The config you showed looks good, it will give you the automatic failover. However, note that this is limited because, for example, say your ISP1 goes down. Your config will get you over to the 2nd ISP2 automatically. So far so good, but once the ISP1 comes back up, all your traffic will be redirected back to the default route (your ISP1). This will give your users some hiccups.

I have environments where the users understood that ISP1 went down and the automatic faiover gave them a hiccup when it failed over to the ISP2. However, they flipped when they noticed they had a hiccup again when ISP1 returned and your config re-routed all traffic back to it. So that is 2 hiccups, which means any established connections they users had, they broke.

This is because you often get Cable lines to go down for a few minutes and then they come right backup.

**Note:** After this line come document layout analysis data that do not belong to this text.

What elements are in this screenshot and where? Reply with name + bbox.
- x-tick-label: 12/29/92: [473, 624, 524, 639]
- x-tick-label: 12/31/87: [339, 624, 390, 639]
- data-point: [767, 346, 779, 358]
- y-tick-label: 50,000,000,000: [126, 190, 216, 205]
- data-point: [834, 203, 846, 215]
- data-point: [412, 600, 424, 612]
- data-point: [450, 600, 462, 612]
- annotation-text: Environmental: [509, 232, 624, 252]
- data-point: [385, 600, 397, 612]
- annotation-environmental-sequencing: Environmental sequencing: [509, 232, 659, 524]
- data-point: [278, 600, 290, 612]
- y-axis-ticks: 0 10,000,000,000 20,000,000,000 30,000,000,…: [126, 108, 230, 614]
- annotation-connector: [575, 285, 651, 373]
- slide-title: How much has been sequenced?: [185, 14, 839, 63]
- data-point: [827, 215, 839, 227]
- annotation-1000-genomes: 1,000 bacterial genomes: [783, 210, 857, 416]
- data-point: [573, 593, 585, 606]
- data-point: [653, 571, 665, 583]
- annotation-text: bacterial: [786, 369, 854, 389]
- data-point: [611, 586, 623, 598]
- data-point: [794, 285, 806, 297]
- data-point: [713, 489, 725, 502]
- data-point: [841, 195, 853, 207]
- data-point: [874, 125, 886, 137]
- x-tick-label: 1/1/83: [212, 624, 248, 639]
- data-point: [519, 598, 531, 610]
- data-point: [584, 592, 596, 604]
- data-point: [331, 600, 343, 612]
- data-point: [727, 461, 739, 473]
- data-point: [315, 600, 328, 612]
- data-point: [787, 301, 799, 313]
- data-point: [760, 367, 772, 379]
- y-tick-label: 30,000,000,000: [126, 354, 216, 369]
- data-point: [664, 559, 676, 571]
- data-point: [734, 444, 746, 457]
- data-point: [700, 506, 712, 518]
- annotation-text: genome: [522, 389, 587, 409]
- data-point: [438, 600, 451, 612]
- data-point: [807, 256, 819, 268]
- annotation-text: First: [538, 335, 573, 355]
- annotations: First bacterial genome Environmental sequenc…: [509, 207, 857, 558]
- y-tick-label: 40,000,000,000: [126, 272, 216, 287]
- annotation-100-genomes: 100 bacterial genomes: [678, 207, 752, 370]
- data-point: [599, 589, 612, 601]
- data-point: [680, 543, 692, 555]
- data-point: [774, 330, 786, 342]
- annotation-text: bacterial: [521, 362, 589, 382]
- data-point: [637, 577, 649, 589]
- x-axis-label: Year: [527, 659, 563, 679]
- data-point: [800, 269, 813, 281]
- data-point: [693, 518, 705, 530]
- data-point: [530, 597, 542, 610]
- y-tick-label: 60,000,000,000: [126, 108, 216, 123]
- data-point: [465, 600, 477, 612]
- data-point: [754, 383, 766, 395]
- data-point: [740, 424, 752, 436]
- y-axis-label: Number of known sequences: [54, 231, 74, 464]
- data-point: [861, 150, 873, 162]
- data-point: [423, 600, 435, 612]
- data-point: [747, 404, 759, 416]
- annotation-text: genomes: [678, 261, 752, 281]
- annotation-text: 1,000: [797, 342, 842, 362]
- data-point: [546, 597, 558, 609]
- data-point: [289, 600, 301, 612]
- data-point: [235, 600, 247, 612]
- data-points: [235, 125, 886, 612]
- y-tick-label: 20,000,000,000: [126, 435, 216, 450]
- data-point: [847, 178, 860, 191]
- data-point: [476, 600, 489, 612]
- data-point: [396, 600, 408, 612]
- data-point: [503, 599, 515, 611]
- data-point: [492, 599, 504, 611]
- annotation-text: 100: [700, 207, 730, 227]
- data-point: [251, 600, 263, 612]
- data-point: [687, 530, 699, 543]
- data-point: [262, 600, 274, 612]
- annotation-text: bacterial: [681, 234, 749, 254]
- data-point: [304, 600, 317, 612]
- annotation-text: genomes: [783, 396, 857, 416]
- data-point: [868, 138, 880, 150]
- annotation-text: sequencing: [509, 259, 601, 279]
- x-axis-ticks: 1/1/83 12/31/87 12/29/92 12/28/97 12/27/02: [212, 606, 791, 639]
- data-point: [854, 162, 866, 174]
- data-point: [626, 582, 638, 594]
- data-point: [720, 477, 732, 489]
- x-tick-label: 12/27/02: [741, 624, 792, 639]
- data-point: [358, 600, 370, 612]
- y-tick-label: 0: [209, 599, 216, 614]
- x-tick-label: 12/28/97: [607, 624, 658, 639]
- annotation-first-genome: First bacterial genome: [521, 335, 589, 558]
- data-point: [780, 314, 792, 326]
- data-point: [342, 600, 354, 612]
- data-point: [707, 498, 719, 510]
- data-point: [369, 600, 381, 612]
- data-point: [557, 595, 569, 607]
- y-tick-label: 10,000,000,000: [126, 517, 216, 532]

And to make matters worst, there are those situations where your Cable ISP goes down and up, then 1 minute later does the same thing, so you have flapping. When this occurs, all established connections will go down and up again. This will kill your redundancy plan and the config you have will not work.

But you need to overcome your NAT statements issues first.... so again, what kind of NAT statements are you talking about? One-to-One NAT?

jasonww04 Tue, 08/25/2009 - 09:01

This is the current NAT statement I'm using. We have a VPN that only select traffic needs to go through.

ip nat inside source route-map NAT interface Ethernet1 overload

!

!

ip access-list extended NAT

deny ip 172.18.2.0 0.0.0.255 10.11.0.0 0.0.255.255

permit ip 172.18.2.0 0.0.0.255 any

route-map NAT permit 10

match ip address NAT

insccisco Tue, 08/25/2009 - 09:11

That shouldn't be a problem. I am by no means a Cisco solid guy, I'm still a novice, but again, I have worked a lot on the same problem you are facing....

Let me know your exact end result. So far I know that you want to introduce ISP2 because you are assuming that ISP1 might go down and when this happens, you will still want your internet traffic to be up by being re-routed to the 2nd ISP.

Let me know so I can continue to get you more of my 2-cents!

I assume you have a tunnel (remote access or L2L??) that you will still want UP when you failover, right?

jasonww04 Tue, 08/25/2009 - 09:25

There is a site-to-site VPN tunnel currently in use but I'm not so sure I care to have it switch over during down time.